Couture week in Paris began with a roar when Kylie Jenner arrived at the first show of the season wearing a lifelike lion’s head on her shoulder.
The Schiaparelli gown, which also appeared on the runway, was made of “foam, wool and silk faux fur, and hand painted to look as life like as possible”, the brand said on Instagram.
To make things abundantly clear, the brand added, in all caps: “NO ANIMALS WERE HARMED IN MAKING THIS LOOK.”
But choosing the controversial youngest scion of the Kardashian-Jenner clan to debut a gown that is open to interpretation may have been a misstep for the French fashion house.

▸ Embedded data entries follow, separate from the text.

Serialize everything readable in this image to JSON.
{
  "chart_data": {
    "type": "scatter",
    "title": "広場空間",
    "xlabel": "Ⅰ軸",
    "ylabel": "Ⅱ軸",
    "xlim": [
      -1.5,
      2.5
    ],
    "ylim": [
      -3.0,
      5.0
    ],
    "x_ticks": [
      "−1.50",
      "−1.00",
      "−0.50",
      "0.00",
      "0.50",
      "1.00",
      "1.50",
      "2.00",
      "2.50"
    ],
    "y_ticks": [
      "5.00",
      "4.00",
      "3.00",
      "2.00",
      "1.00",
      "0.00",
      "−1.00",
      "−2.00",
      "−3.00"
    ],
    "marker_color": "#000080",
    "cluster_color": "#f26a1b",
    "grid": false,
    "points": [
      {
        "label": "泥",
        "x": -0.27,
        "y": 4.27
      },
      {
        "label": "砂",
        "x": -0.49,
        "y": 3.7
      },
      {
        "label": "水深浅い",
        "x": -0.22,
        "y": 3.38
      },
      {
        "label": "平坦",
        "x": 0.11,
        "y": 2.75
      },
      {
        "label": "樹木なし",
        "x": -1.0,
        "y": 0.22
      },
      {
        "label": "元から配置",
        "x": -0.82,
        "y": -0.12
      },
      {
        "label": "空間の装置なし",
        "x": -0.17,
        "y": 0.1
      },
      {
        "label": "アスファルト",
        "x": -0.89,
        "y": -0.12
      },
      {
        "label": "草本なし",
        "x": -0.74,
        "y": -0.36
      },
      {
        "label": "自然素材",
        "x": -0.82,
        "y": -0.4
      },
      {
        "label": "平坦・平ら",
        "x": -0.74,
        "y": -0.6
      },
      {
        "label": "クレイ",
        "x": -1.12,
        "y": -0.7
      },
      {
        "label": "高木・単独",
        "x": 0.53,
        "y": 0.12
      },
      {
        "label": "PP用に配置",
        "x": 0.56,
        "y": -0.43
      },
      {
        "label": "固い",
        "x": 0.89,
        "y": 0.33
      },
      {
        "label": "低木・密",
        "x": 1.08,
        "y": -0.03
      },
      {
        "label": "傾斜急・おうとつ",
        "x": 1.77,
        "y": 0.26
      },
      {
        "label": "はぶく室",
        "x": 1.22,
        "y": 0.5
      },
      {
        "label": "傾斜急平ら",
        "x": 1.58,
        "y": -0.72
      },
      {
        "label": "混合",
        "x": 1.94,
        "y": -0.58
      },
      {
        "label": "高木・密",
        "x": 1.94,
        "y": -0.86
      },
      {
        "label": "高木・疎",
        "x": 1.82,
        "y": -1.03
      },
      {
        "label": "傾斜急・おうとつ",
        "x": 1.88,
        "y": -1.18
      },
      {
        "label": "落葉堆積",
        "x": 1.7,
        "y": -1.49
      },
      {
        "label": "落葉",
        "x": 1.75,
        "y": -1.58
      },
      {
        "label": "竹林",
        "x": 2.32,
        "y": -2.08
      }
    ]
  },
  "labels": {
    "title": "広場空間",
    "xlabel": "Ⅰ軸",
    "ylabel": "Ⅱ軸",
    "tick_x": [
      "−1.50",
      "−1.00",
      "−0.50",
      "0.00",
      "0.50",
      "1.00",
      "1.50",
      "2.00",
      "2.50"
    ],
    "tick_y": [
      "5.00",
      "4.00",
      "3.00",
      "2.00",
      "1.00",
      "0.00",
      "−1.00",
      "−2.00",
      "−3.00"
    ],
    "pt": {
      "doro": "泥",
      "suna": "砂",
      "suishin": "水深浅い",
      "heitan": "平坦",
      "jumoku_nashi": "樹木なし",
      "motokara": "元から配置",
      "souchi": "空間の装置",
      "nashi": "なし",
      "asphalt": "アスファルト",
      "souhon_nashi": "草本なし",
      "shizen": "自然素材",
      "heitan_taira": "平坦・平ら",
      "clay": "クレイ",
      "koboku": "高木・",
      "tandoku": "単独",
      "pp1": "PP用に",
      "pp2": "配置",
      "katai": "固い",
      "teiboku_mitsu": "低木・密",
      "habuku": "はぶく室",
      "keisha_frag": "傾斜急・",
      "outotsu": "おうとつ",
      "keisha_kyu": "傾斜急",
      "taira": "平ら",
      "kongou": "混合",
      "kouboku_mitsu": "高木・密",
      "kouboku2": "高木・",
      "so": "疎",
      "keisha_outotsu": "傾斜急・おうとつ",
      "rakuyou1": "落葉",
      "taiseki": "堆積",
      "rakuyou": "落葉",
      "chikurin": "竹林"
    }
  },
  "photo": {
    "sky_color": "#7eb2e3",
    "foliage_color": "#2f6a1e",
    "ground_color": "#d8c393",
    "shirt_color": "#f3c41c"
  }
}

If anyone would wear a real lion’s head, commenters on social media reasoned, it would be Jenner. Several Twitter users appeared to mistake the head for a real piece of taxidermy.
Some of the backlash was more nuanced. One comment on Schiaperelli’s Instagram post, which has attracted more than 600 likes, said: “We have to stop showing animals as luxury ‘products’. They may be made from foam but these are endangered species that have historically been killed for their pelts to be turned into garments.”

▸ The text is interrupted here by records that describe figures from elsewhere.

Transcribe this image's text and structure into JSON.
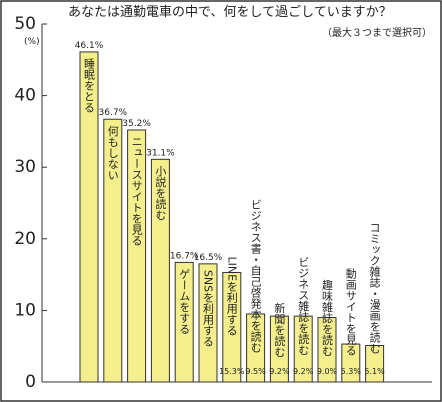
{
  "chart_data": {
    "type": "bar",
    "title": "あなたは通勤電車の中で、何をして過ごしていますか？",
    "subtitle": "（最大３つまで選択可）",
    "y_unit": "(%)",
    "categories": [
      "睡眠をとる",
      "何もしない",
      "ニュースサイトを見る",
      "小説を読む",
      "ゲームをする",
      "SNSを利用する",
      "LINEを利用する",
      "ビジネス書・自己啓発本を読む",
      "新聞を読む",
      "ビジネス雑誌を読む",
      "趣味雑誌を読む",
      "動画サイトを見る",
      "コミック雑誌・漫画を読む"
    ],
    "values": [
      46.1,
      36.7,
      35.2,
      31.1,
      16.7,
      16.5,
      15.3,
      9.5,
      9.2,
      9.2,
      9.0,
      5.3,
      5.1
    ],
    "value_labels": [
      "46.1%",
      "36.7%",
      "35.2%",
      "31.1%",
      "16.7%",
      "16.5%",
      "15.3%",
      "9.5%",
      "9.2%",
      "9.2%",
      "9.0%",
      "5.3%",
      "5.1%"
    ],
    "color": "#f4ef8c",
    "ylim": [
      0,
      50
    ],
    "yticks": [
      0,
      10,
      20,
      30,
      40,
      50
    ]
  }
}
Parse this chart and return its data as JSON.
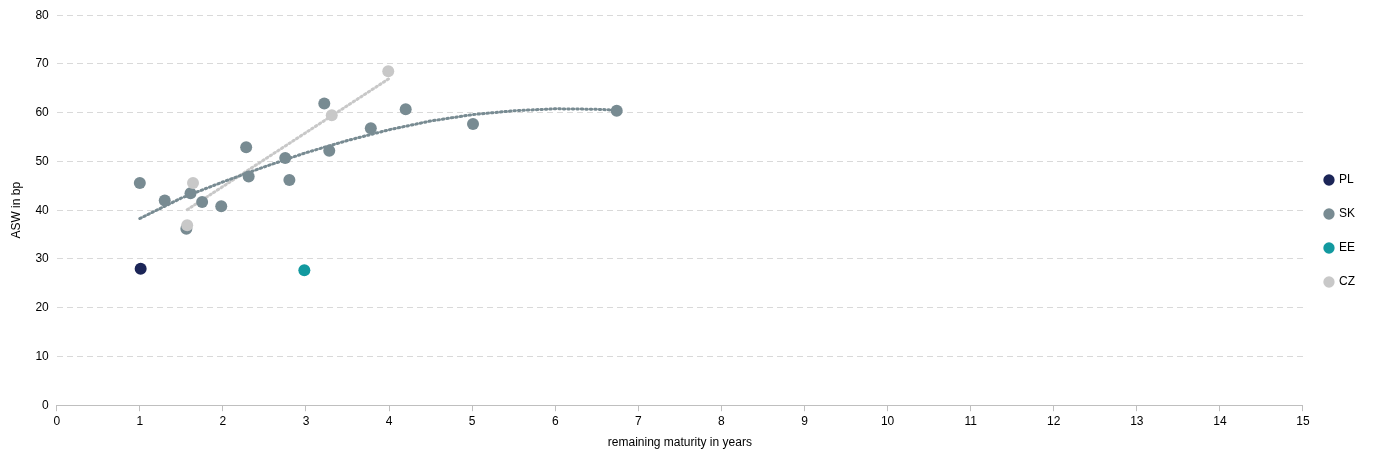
{
  "chart_data": {
    "type": "scatter",
    "xlabel": "remaining maturity in years",
    "ylabel": "ASW in bp",
    "xlim": [
      0,
      15
    ],
    "xticks": [
      0,
      1,
      2,
      3,
      4,
      5,
      6,
      7,
      8,
      9,
      10,
      11,
      12,
      13,
      14,
      15
    ],
    "ylim": [
      0,
      80
    ],
    "yticks": [
      0,
      10,
      20,
      30,
      40,
      50,
      60,
      70,
      80
    ],
    "grid": "y",
    "legend": "right",
    "marker": "circle",
    "series": [
      {
        "name": "PL",
        "color": "#1b2557",
        "x": [
          1.01
        ],
        "values": [
          28.0
        ]
      },
      {
        "name": "SK",
        "color": "#788b92",
        "x": [
          1.0,
          1.3,
          1.61,
          1.56,
          1.75,
          1.98,
          2.28,
          2.31,
          2.75,
          2.8,
          3.22,
          3.28,
          3.78,
          4.2,
          5.01,
          6.74
        ],
        "values": [
          45.6,
          42.0,
          43.5,
          36.2,
          41.7,
          40.8,
          52.9,
          46.9,
          50.7,
          46.2,
          61.9,
          52.2,
          56.8,
          60.7,
          57.7,
          60.4
        ]
      },
      {
        "name": "EE",
        "color": "#12999f",
        "x": [
          2.98
        ],
        "values": [
          27.7
        ]
      },
      {
        "name": "CZ",
        "color": "#c8c8c8",
        "x": [
          1.64,
          1.57,
          3.31,
          3.99
        ],
        "values": [
          45.6,
          36.9,
          59.5,
          68.5
        ]
      },
      {
        "type": "line",
        "color": "#788b92",
        "line_style": "dotted",
        "marker": "none",
        "x": [
          1,
          1.5,
          2,
          2.5,
          3,
          3.5,
          4,
          4.5,
          5,
          5.5,
          6,
          6.5,
          6.75
        ],
        "values": [
          38.3,
          42.5,
          45.8,
          48.9,
          51.8,
          54.3,
          56.5,
          58.3,
          59.6,
          60.4,
          60.8,
          60.7,
          60.5
        ]
      },
      {
        "type": "line",
        "color": "#c8c8c8",
        "line_style": "dotted",
        "marker": "none",
        "x": [
          1.57,
          4.0
        ],
        "values": [
          40.1,
          67.0
        ]
      }
    ]
  }
}
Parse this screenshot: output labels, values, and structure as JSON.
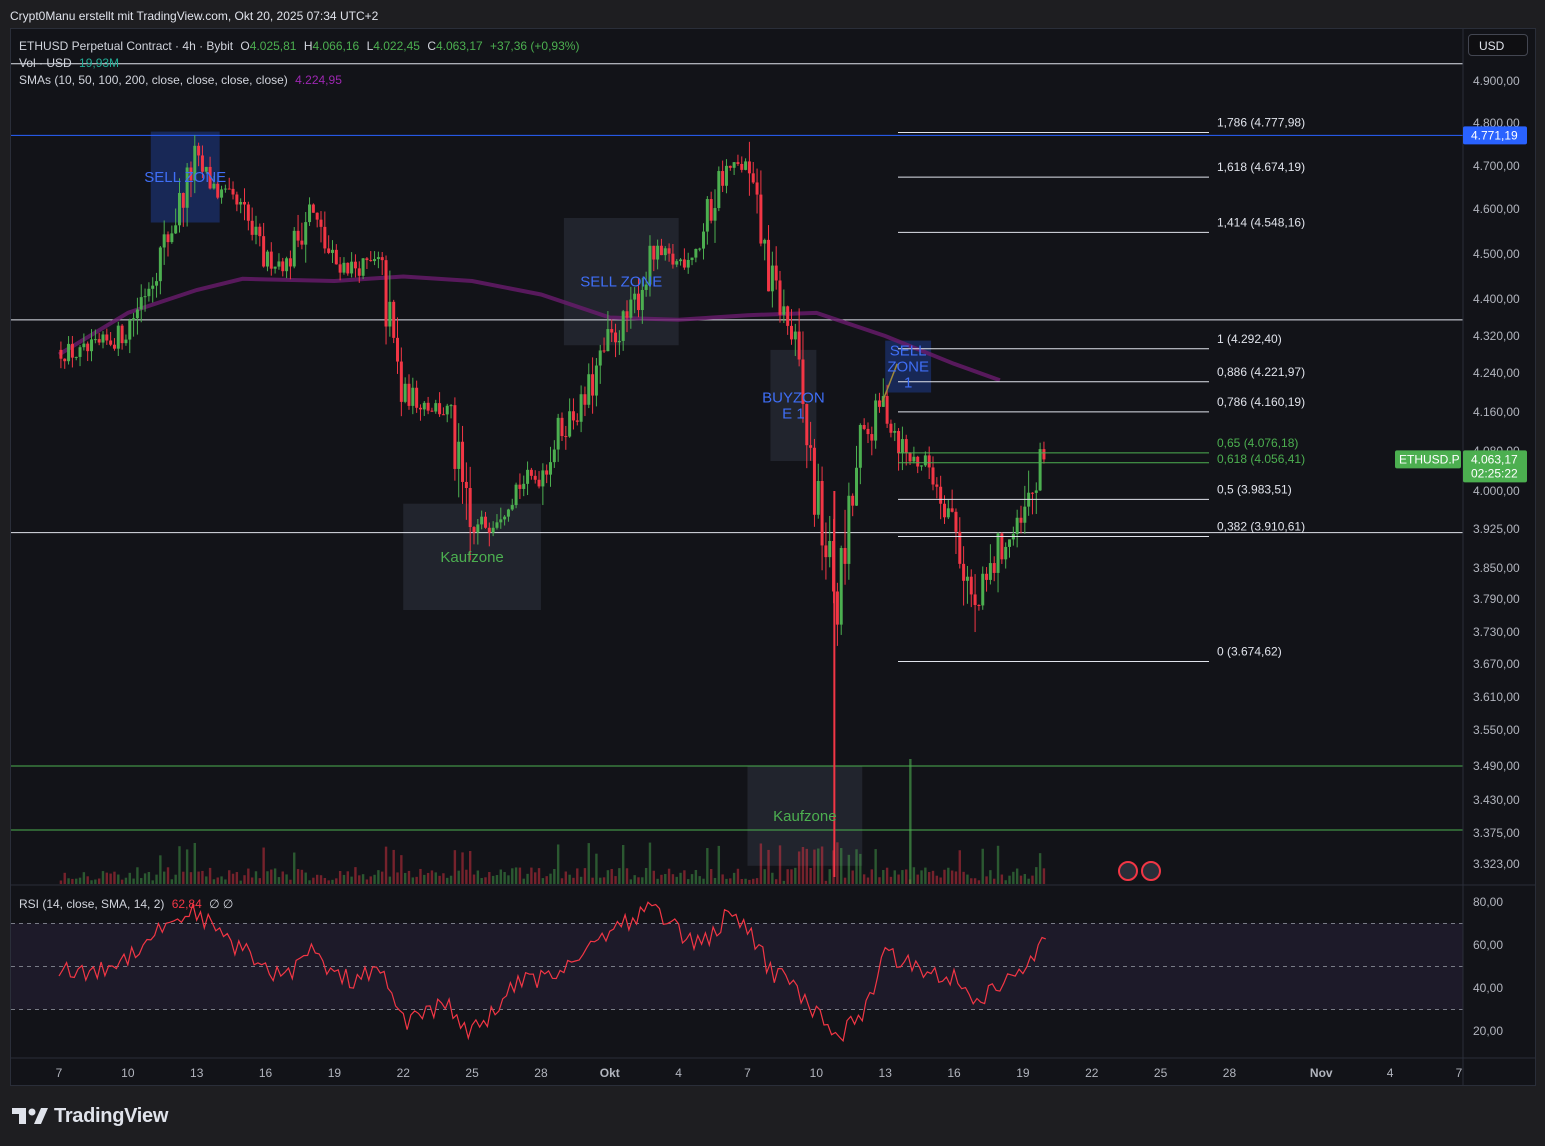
{
  "byline": "Crypt0Manu erstellt mit TradingView.com, Okt 20, 2025 07:34 UTC+2",
  "legend": {
    "symbol": "ETHUSD Perpetual Contract · 4h · Bybit",
    "open_label": "O",
    "open": "4.025,81",
    "high_label": "H",
    "high": "4.066,16",
    "low_label": "L",
    "low": "4.022,45",
    "close_label": "C",
    "close": "4.063,17",
    "change": "+37,36 (+0,93%)",
    "vol_label": "Vol · USD",
    "vol": "19,93M",
    "sma_label": "SMAs (10, 50, 100, 200, close, close, close, close)",
    "sma_value": "4.224,95",
    "rsi_label": "RSI (14, close, SMA, 14, 2)",
    "rsi_value": "62,84",
    "rsi_extra": "∅ ∅"
  },
  "currency_button": "USD",
  "brand": "TradingView",
  "colors": {
    "up": "#4caf50",
    "down": "#f23645",
    "sma": "#6a1b6e",
    "rsi": "#f23645",
    "blue_line": "#2962ff",
    "zone_blue": "#1e3a8a",
    "zone_gray": "#2a2e39"
  },
  "chart_data": [
    {
      "type": "candlestick",
      "symbol": "ETHUSD.P",
      "timeframe": "4h",
      "y_axis_labels": [
        "4.900,00",
        "4.800,00",
        "4.700,00",
        "4.600,00",
        "4.500,00",
        "4.400,00",
        "4.320,00",
        "4.240,00",
        "4.160,00",
        "4.080,00",
        "4.000,00",
        "3.925,00",
        "3.850,00",
        "3.790,00",
        "3.730,00",
        "3.670,00",
        "3.610,00",
        "3.550,00",
        "3.490,00",
        "3.430,00",
        "3.375,00",
        "3.323,00"
      ],
      "x_axis_labels": [
        "7",
        "10",
        "13",
        "16",
        "19",
        "22",
        "25",
        "28",
        "Okt",
        "4",
        "7",
        "10",
        "13",
        "16",
        "19",
        "22",
        "25",
        "28",
        "Nov",
        "4",
        "7"
      ],
      "price_path": [
        {
          "date": "Sep 7",
          "price": 4290
        },
        {
          "date": "Sep 8",
          "price": 4280
        },
        {
          "date": "Sep 9",
          "price": 4300
        },
        {
          "date": "Sep 10",
          "price": 4330
        },
        {
          "date": "Sep 11",
          "price": 4440
        },
        {
          "date": "Sep 12",
          "price": 4560
        },
        {
          "date": "Sep 13",
          "price": 4710
        },
        {
          "date": "Sep 14",
          "price": 4640
        },
        {
          "date": "Sep 15",
          "price": 4600
        },
        {
          "date": "Sep 16",
          "price": 4490
        },
        {
          "date": "Sep 17",
          "price": 4480
        },
        {
          "date": "Sep 18",
          "price": 4600
        },
        {
          "date": "Sep 19",
          "price": 4480
        },
        {
          "date": "Sep 20",
          "price": 4470
        },
        {
          "date": "Sep 21",
          "price": 4480
        },
        {
          "date": "Sep 22",
          "price": 4200
        },
        {
          "date": "Sep 23",
          "price": 4180
        },
        {
          "date": "Sep 24",
          "price": 4160
        },
        {
          "date": "Sep 25",
          "price": 3910
        },
        {
          "date": "Sep 26",
          "price": 3950
        },
        {
          "date": "Sep 27",
          "price": 4010
        },
        {
          "date": "Sep 28",
          "price": 4030
        },
        {
          "date": "Sep 29",
          "price": 4130
        },
        {
          "date": "Sep 30",
          "price": 4180
        },
        {
          "date": "Okt 1",
          "price": 4300
        },
        {
          "date": "Okt 2",
          "price": 4370
        },
        {
          "date": "Okt 3",
          "price": 4500
        },
        {
          "date": "Okt 4",
          "price": 4480
        },
        {
          "date": "Okt 5",
          "price": 4520
        },
        {
          "date": "Okt 6",
          "price": 4690
        },
        {
          "date": "Okt 7",
          "price": 4700
        },
        {
          "date": "Okt 8",
          "price": 4460
        },
        {
          "date": "Okt 9",
          "price": 4320
        },
        {
          "date": "Okt 10",
          "price": 4000
        },
        {
          "date": "Okt 11",
          "price": 3780
        },
        {
          "date": "Okt 12",
          "price": 4080
        },
        {
          "date": "Okt 13",
          "price": 4180
        },
        {
          "date": "Okt 14",
          "price": 4070
        },
        {
          "date": "Okt 15",
          "price": 4050
        },
        {
          "date": "Okt 16",
          "price": 3950
        },
        {
          "date": "Okt 17",
          "price": 3760
        },
        {
          "date": "Okt 18",
          "price": 3880
        },
        {
          "date": "Okt 19",
          "price": 3930
        },
        {
          "date": "Okt 20",
          "price": 4063.17
        }
      ],
      "sma200_path": [
        {
          "date": "Sep 7",
          "price": 4280
        },
        {
          "date": "Sep 10",
          "price": 4370
        },
        {
          "date": "Sep 13",
          "price": 4420
        },
        {
          "date": "Sep 15",
          "price": 4445
        },
        {
          "date": "Sep 19",
          "price": 4440
        },
        {
          "date": "Sep 22",
          "price": 4450
        },
        {
          "date": "Sep 25",
          "price": 4440
        },
        {
          "date": "Sep 28",
          "price": 4410
        },
        {
          "date": "Okt 1",
          "price": 4360
        },
        {
          "date": "Okt 4",
          "price": 4355
        },
        {
          "date": "Okt 7",
          "price": 4365
        },
        {
          "date": "Okt 10",
          "price": 4370
        },
        {
          "date": "Okt 13",
          "price": 4320
        },
        {
          "date": "Okt 16",
          "price": 4260
        },
        {
          "date": "Okt 18",
          "price": 4224.95
        }
      ],
      "fib_levels": [
        {
          "label": "1,786 (4.777,98)",
          "price": 4777.98
        },
        {
          "label": "1,618 (4.674,19)",
          "price": 4674.19
        },
        {
          "label": "1,414 (4.548,16)",
          "price": 4548.16
        },
        {
          "label": "1 (4.292,40)",
          "price": 4292.4
        },
        {
          "label": "0,886 (4.221,97)",
          "price": 4221.97
        },
        {
          "label": "0,786 (4.160,19)",
          "price": 4160.19
        },
        {
          "label": "0,65 (4.076,18)",
          "price": 4076.18
        },
        {
          "label": "0,618 (4.056,41)",
          "price": 4056.41
        },
        {
          "label": "0,5 (3.983,51)",
          "price": 3983.51
        },
        {
          "label": "0,382 (3.910,61)",
          "price": 3910.61
        },
        {
          "label": "0 (3.674,62)",
          "price": 3674.62
        }
      ],
      "horizontal_lines": [
        4940,
        4771.19,
        4355,
        3918,
        3490,
        3380
      ],
      "price_tags": [
        {
          "label": "4.771,19",
          "price": 4771.19
        },
        {
          "label": "4.063,17",
          "sub": "02:25:22",
          "price": 4063.17,
          "symbol": "ETHUSD.P"
        }
      ],
      "zones": [
        {
          "label": "SELL ZONE",
          "color": "blue",
          "from": "Sep 11",
          "to": "Sep 14",
          "top": 4780,
          "bottom": 4570
        },
        {
          "label": "SELL ZONE",
          "color": "gray",
          "from": "Sep 29",
          "to": "Okt 4",
          "top": 4580,
          "bottom": 4300
        },
        {
          "label": "Kaufzone",
          "color": "gray",
          "from": "Sep 22",
          "to": "Sep 28",
          "top": 3975,
          "bottom": 3770
        },
        {
          "label": "BUYZON\nE 1",
          "color": "gray",
          "from": "Okt 8",
          "to": "Okt 10",
          "top": 4290,
          "bottom": 4060
        },
        {
          "label": "SELL\nZONE\n1",
          "color": "blue",
          "from": "Okt 13",
          "to": "Okt 15",
          "top": 4310,
          "bottom": 4200
        },
        {
          "label": "Kaufzone",
          "color": "gray",
          "from": "Okt 7",
          "to": "Okt 12",
          "top": 3490,
          "bottom": 3320
        }
      ]
    },
    {
      "type": "line",
      "name": "RSI (14, close, SMA, 14, 2)",
      "y_axis_labels": [
        "80,00",
        "60,00",
        "40,00",
        "20,00"
      ],
      "bands": [
        70,
        50,
        30
      ],
      "values": [
        {
          "date": "Sep 7",
          "value": 50
        },
        {
          "date": "Sep 8",
          "value": 46
        },
        {
          "date": "Sep 9",
          "value": 49
        },
        {
          "date": "Sep 10",
          "value": 55
        },
        {
          "date": "Sep 11",
          "value": 64
        },
        {
          "date": "Sep 12",
          "value": 72
        },
        {
          "date": "Sep 13",
          "value": 76
        },
        {
          "date": "Sep 14",
          "value": 64
        },
        {
          "date": "Sep 15",
          "value": 58
        },
        {
          "date": "Sep 16",
          "value": 48
        },
        {
          "date": "Sep 17",
          "value": 47
        },
        {
          "date": "Sep 18",
          "value": 57
        },
        {
          "date": "Sep 19",
          "value": 45
        },
        {
          "date": "Sep 20",
          "value": 44
        },
        {
          "date": "Sep 21",
          "value": 48
        },
        {
          "date": "Sep 22",
          "value": 24
        },
        {
          "date": "Sep 23",
          "value": 30
        },
        {
          "date": "Sep 24",
          "value": 31
        },
        {
          "date": "Sep 25",
          "value": 19
        },
        {
          "date": "Sep 26",
          "value": 30
        },
        {
          "date": "Sep 27",
          "value": 42
        },
        {
          "date": "Sep 28",
          "value": 44
        },
        {
          "date": "Sep 29",
          "value": 50
        },
        {
          "date": "Sep 30",
          "value": 58
        },
        {
          "date": "Okt 1",
          "value": 68
        },
        {
          "date": "Okt 2",
          "value": 72
        },
        {
          "date": "Okt 3",
          "value": 78
        },
        {
          "date": "Okt 4",
          "value": 66
        },
        {
          "date": "Okt 5",
          "value": 60
        },
        {
          "date": "Okt 6",
          "value": 72
        },
        {
          "date": "Okt 7",
          "value": 68
        },
        {
          "date": "Okt 8",
          "value": 48
        },
        {
          "date": "Okt 9",
          "value": 41
        },
        {
          "date": "Okt 10",
          "value": 28
        },
        {
          "date": "Okt 11",
          "value": 18
        },
        {
          "date": "Okt 12",
          "value": 28
        },
        {
          "date": "Okt 13",
          "value": 55
        },
        {
          "date": "Okt 14",
          "value": 52
        },
        {
          "date": "Okt 15",
          "value": 48
        },
        {
          "date": "Okt 16",
          "value": 45
        },
        {
          "date": "Okt 17",
          "value": 34
        },
        {
          "date": "Okt 18",
          "value": 42
        },
        {
          "date": "Okt 19",
          "value": 46
        },
        {
          "date": "Okt 20",
          "value": 62.84
        }
      ]
    }
  ]
}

The fashion house, which has deep ties to the surrealist art movement, was originally established in 1927. Like many luxury fashion brands at the time, the house, under the direction of its founder Elsa Schiaparelli, used exotic furs and animal skins in its original heyday. While outsized animal motifs remained when the brand was revived by Tod’s Group in 2012, the house has subsequently eschewed real fur.
Not all animal rights activists were disturbed by the lion, with the Peta president Ingrid Newkirk praising the look. She told TMZ that the brand’s collection of three-dimensional animal heads was “fabulously innovative” and “may be a statement against trophy hunting, in which lion families are torn apart to satisfy human egotism”.

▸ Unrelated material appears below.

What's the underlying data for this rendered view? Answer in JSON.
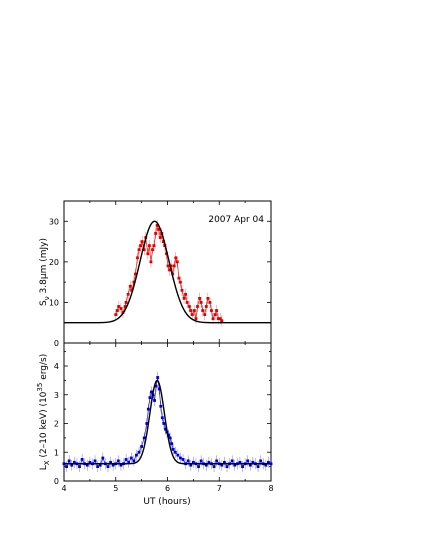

Jenner’s look was one of a series of faux fur garments, designed by Daniel Roseberry. The collection also included a black wolf’s head, modelled by Naomi Campbell, and a strapless snow leopard gown, with an equally realistic head snarling from the bodice.
Outside the show at the Petit Palais, the musician Doja Cat also turned heads (the human ones). Her entire face and body was painted red and studded with 30,000 Swarovski crystals. The intricate visual effects makeup, dubbed “Doja’s inferno” by Pat McGrath, the makeup artist who created it, took more than five hours to apply.
Doja Cat’s look was a nod to Roseberry’s collection, which was inspired by Dante’s nine circles of hell.
In the show notes, Roseberry wrote: “What appealed to me in the ‘Inferno’ wasn’t just the theatrics of Dante’s creation – it was how perfect a metaphor it provided for the torment that every artist or creative person experiences when we sit before the screen or the sketchpad.”
The Inferno theme may have been a nod to the designer’s process, but it could have equally applied to the collection’s reception.